There would only be an investigation against a victim’s wishes if there were multiple reports on campus and the Title IX Coordinator saw a pattern. “We have to look at what’s a risk to other students,” said Crahen.
“Revamping the investigative process and hiring a [full-time] title IX coordinator is a positive step,” said Chickos. “It prevents survivors from having to relive the attack.”
The second bill recommended that students who are expelled have the reason for their expulsion printed on their transcript.
The reason could be academic or non-academic meaning acts like vandalism or interpersonal violence. This bill passed unanimously in the Student Union Senate.
“I thought they were progressive legislation for the University to consider,” said Hudson.
This topic is being discussed federally as well as on college campuses. It is possible that the University may be mandated by law to make notations on a student’s transcript.
Until then, Crahen said, “This requires more conversation of other members of the campus community.”
There has been discussion on this subject but no decision has been made yet. Crahen explained that the concern was that if a student is expelled from JCU, and there is a notation on their transcript, it limits their ability to attend school other places.
Chickos said that her concern was that other universities have this policy in order to know who is living in the dorms, especially if they have violated the interpersonal violence policy.
“It’s good we have conversations about this,” said adviser to Student Union Lisa Ramsey. “[Getting a bill put into action] is more complicated than students think.”
In order to make changes based on these bills, the Dean of Students Office meets with the provost and in the case of the transcript bill, the registrar’s office.
Chickos along with two other students met with the Dean of Students on Tuesday, Sept. 13 to discuss why there have been no changes regarding the bills.
“There is no reason it should not have been enacted immediately,” Chickos said. “These recommendations need to be taken into consideration.”
The administration tries not to change policies mid-year. They are looking at national conversations regarding Title IX and making sure they are compliant with federal laws.
“This is the consent policy for right now, but it will be reviewed every year in the summer,” said Crahen.
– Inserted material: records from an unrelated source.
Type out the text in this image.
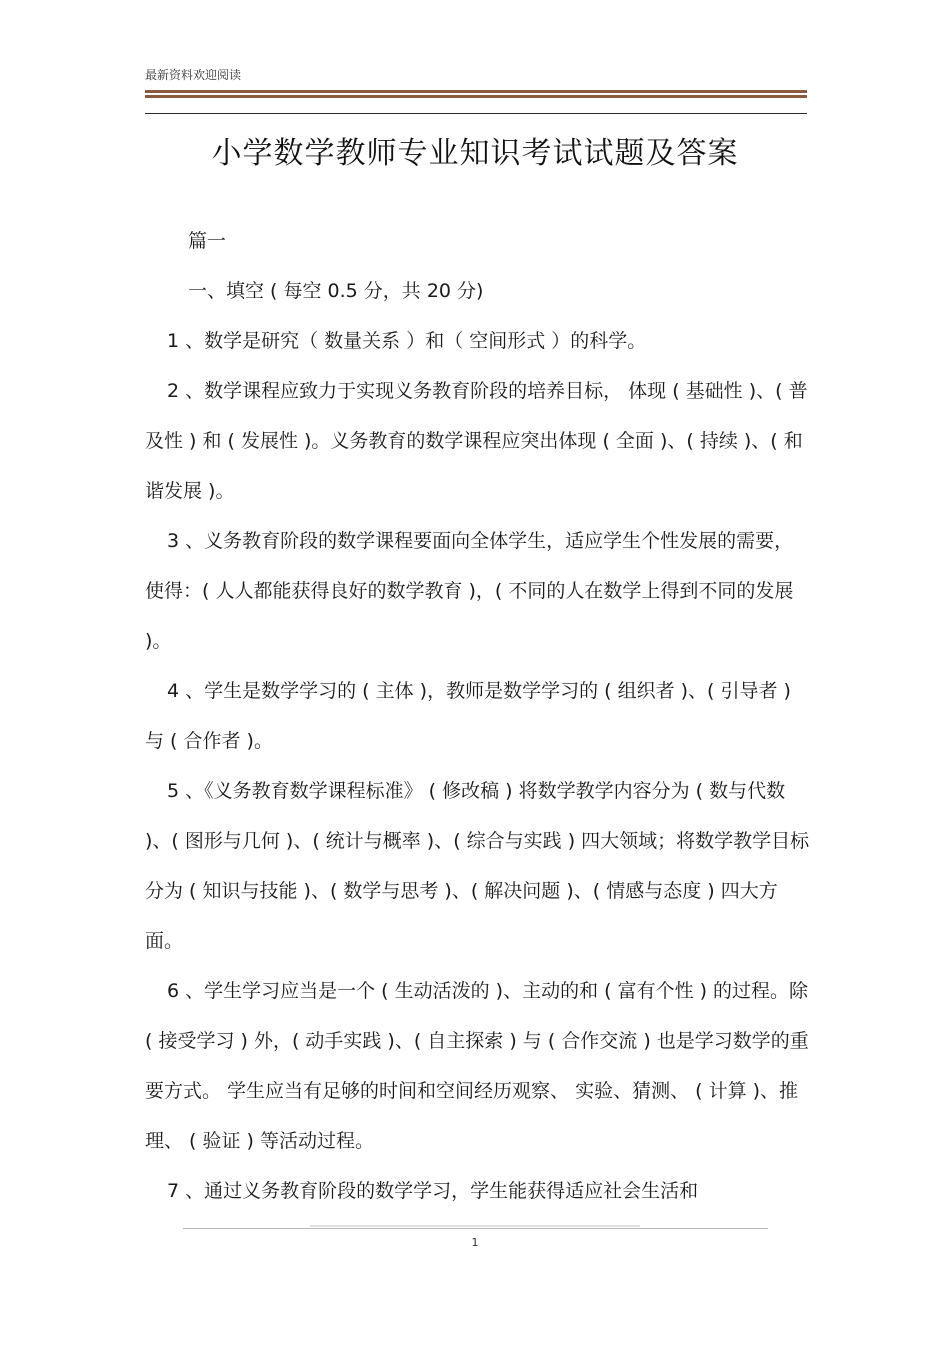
最新资料欢迎阅读
小学数学教师专业知识考试试题及答案

篇一

一、填空 ( 每空 0.5 分，共 20 分)

1 、数学是研究（ 数量关系 ）和（ 空间形式 ）的科学。

2 、数学课程应致力于实现义务教育阶段的培养目标， 体现 ( 基础性 )、( 普及性 ) 和 ( 发展性 )。义务教育的数学课程应突出体现 ( 全面 )、( 持续 )、( 和谐发展 )。

3 、义务教育阶段的数学课程要面向全体学生，适应学生个性发展的需要，使得：( 人人都能获得良好的数学教育 )，( 不同的人在数学上得到不同的发展 )。

4 、学生是数学学习的 ( 主体 )，教师是数学学习的 ( 组织者 )、( 引导者 ) 与 ( 合作者 )。

5 、《义务教育数学课程标准》 ( 修改稿 ) 将数学教学内容分为 ( 数与代数 )、( 图形与几何 )、( 统计与概率 )、( 综合与实践 ) 四大领域；将数学教学目标分为 ( 知识与技能 )、( 数学与思考 )、( 解决问题 )、( 情感与态度 ) 四大方面。

6 、学生学习应当是一个 ( 生动活泼的 )、主动的和 ( 富有个性 ) 的过程。除 ( 接受学习 ) 外，( 动手实践 )、( 自主探索 ) 与 ( 合作交流 ) 也是学习数学的重要方式。 学生应当有足够的时间和空间经历观察、 实验、猜测、 ( 计算 )、推理、 ( 验证 ) 等活动过程。

7 、通过义务教育阶段的数学学习，学生能获得适应社会生活和

1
“Students should have a dialogue and keep it on the radar. Student Union should invite speakers to Student Union meetings to speak to them on updates on policies,” said Ramsey.
Chickos’ next steps are to continue to put pressure on the administration to act on the bills, re-recommend bills when necessary and even rally students through a petition or demonstration if necessary.
“I have every intent of settling this. It means too much to too many people to go un-resolved,” Chikos said.